Dog handlers Emma Whittle and Brian Jones had hoped to travel with a team of detector dogs to help after the earthquake.
The death toll currently stands at more than 7,200.
Ms. Whittle and Mr. Jones hoped they could help rescue survivors from the rubble with their specialized search dogs.
Jones, from British International Rescue and Search Dogs (BIRSD), based in Penmaenmawr, County Conwy, said he was feeling “very sick because everything helps”.
He said the dogs could help identify areas where people could become trapped.
“Instead of 30 square yards, it can be five square yards and we know there’s a smell coming from the rubble in that area,” he explained.
“So we know we can mark that area so Serve On will come and remove the body.”
Serve On is a humanitarian crisis organization working at home and abroad.
Jones said the UK government had sent a team on Monday.
He said: “I think they had four dogs with them.
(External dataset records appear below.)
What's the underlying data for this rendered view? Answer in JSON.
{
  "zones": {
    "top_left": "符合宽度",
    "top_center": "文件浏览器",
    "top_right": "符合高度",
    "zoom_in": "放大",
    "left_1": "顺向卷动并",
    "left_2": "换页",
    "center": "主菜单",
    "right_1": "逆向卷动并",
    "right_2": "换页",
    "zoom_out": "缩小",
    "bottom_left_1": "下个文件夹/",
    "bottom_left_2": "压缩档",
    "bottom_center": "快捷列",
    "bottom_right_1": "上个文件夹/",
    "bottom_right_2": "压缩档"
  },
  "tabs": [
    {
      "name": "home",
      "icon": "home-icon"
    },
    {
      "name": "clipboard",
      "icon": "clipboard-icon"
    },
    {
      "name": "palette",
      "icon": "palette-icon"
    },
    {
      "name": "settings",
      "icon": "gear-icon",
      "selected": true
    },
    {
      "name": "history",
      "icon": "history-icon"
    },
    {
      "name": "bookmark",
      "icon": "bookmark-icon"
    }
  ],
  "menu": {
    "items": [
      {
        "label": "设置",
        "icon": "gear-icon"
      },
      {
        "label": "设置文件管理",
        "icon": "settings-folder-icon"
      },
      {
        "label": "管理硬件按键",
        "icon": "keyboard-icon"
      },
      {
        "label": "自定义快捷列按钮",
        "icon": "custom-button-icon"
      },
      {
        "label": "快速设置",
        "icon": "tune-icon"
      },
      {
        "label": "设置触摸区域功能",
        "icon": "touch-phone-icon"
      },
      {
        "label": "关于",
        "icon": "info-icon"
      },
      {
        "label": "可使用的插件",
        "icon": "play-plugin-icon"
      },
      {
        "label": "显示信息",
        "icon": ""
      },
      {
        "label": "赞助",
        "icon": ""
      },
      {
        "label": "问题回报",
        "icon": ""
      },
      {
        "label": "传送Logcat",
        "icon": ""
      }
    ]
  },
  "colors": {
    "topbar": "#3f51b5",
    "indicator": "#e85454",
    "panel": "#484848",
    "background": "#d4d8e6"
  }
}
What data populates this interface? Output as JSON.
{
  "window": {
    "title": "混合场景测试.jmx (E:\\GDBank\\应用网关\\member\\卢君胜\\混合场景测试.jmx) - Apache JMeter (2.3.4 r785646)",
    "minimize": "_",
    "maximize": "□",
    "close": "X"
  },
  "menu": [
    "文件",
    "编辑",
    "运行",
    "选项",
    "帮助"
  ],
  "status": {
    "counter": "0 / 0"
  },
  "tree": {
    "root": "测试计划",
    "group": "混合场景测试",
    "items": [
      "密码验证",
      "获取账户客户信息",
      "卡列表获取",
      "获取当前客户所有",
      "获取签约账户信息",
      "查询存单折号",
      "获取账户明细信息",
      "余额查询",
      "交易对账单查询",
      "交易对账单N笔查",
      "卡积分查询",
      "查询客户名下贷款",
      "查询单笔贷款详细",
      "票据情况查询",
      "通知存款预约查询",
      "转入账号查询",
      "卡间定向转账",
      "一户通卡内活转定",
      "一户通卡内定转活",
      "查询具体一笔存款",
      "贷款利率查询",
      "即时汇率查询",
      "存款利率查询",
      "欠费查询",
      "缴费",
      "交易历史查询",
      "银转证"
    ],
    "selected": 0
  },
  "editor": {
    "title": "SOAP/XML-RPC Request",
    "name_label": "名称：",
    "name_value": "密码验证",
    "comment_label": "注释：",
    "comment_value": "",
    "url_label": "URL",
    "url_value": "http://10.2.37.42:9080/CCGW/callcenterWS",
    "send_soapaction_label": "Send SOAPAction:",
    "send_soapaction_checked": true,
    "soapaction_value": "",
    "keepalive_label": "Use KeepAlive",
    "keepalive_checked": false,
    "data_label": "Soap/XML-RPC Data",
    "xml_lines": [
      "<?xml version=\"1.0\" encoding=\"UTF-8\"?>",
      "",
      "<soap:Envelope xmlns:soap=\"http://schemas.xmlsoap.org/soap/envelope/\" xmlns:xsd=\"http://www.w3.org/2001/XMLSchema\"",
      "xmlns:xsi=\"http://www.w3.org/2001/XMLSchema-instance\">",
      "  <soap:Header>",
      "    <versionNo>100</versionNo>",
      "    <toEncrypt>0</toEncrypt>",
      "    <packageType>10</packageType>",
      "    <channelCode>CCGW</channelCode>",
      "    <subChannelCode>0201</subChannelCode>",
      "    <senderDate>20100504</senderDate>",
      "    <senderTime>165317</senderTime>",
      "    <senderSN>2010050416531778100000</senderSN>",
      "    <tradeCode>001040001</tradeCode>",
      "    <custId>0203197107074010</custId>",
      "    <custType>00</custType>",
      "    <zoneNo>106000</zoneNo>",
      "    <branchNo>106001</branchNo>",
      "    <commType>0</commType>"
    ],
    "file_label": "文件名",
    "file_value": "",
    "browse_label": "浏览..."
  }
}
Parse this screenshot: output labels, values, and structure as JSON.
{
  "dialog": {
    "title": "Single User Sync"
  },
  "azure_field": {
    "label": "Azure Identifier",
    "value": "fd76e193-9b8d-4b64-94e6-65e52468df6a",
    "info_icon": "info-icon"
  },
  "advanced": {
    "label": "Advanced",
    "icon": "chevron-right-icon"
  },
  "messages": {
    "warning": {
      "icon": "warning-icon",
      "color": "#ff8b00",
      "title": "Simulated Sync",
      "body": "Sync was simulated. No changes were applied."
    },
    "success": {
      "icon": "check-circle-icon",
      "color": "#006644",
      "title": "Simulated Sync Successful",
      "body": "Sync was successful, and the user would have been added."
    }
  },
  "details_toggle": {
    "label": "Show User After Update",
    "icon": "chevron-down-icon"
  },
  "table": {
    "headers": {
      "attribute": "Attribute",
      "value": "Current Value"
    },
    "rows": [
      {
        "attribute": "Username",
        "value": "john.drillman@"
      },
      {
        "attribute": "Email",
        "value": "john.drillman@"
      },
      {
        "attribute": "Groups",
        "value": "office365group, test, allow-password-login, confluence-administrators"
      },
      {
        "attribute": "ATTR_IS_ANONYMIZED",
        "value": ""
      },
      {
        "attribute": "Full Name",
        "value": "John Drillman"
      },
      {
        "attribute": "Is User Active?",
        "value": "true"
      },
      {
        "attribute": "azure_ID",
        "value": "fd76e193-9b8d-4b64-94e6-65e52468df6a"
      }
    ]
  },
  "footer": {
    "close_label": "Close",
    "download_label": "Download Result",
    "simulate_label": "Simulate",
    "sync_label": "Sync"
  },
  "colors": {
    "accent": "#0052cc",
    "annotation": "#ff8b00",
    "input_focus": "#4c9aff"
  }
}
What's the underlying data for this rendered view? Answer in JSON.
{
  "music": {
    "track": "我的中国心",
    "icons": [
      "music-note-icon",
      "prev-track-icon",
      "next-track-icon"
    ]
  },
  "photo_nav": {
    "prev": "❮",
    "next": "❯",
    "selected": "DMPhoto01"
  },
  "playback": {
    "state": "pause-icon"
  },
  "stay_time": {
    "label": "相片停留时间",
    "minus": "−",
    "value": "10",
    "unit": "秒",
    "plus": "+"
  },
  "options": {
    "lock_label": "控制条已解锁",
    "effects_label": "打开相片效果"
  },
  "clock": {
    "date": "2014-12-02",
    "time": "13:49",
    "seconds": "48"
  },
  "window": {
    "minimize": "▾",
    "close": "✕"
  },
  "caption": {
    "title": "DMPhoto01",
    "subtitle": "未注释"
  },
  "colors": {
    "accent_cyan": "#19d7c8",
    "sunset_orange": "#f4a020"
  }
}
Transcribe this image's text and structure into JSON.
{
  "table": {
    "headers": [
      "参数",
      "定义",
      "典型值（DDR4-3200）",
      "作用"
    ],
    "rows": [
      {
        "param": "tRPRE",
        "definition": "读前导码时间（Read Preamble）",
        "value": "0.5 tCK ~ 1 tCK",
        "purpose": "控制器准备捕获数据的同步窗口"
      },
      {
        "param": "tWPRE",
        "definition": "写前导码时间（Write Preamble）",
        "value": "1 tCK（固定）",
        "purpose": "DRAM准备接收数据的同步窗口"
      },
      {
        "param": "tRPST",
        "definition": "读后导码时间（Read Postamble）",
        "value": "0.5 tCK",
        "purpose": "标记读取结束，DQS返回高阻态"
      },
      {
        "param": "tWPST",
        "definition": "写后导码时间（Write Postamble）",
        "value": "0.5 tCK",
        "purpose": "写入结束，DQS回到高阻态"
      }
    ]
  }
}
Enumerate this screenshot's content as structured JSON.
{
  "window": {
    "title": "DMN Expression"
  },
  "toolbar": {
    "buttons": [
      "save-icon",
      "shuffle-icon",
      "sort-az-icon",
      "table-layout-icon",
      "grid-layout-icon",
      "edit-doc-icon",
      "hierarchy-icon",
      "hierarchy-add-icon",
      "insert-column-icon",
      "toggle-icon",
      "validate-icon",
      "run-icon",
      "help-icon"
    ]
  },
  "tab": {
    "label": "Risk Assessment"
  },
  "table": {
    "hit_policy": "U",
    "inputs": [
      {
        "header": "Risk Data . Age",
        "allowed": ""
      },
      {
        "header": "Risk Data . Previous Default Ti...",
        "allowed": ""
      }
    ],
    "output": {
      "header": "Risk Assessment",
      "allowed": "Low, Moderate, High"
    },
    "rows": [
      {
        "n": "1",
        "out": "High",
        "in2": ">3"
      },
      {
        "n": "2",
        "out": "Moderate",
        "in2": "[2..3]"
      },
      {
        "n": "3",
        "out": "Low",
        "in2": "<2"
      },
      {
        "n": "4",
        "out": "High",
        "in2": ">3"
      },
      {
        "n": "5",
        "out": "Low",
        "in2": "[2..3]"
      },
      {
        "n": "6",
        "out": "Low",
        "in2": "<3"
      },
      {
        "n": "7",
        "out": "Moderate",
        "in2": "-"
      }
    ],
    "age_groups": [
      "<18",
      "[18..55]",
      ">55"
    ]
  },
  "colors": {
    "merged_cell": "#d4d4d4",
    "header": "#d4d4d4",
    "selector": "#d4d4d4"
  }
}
We asked if they needed our services, they said ‘yes, thanks for offering’.
“Then Serve On put us on hold. Overnight we sat there.
“In the morning we received a notification from Serve On that they had been removed and could not enter the country.
“The problem is between our government and the Syrian government. They couldn’t get permission to leave.”
Ms Whittle hasn’t worked before after an earthquake, but was called to help after a landslide in Malaysia.
“Time is of the essence, the sooner we get out the better,” he said.
The disaster struck when a 7.8 magnitude earthquake struck near the city of Gaziantep, Turkey, early Monday morning.
This was followed by a magnitude 7.5 tremor that had its epicenter in Elbistan, in the south of the country.
Firefighters from across the UK, including the West and Central Wales and South Wales fire and rescue services, are heading to Turkey to help with the rescue efforts.
The Welsh Institute of International Affairs and the Welsh Syrian Society are asking people to donate to organizations on the ground.
Mohammed Alhadj Ali of the Syrian Welsh Society called the situation “catastrophic”.
He said: “They need medical help, they need shelter, help and support to get people out of rooms.
“That’s the top priority to be honest with you.”
Dr. Ali said that his friends had told him that the winter in Syria had been difficult.
There was no fuel for heating, he said, food was scarce and prices were rising.
“They had air raids, shelling, flooding, harsh winters and difficult summers,” he said.
“It has been a decade of tragedy in Syria.”
Welsh Social Justice Minister Jane Hutt said she had seen a sympathetic message to the Turkish ambassador.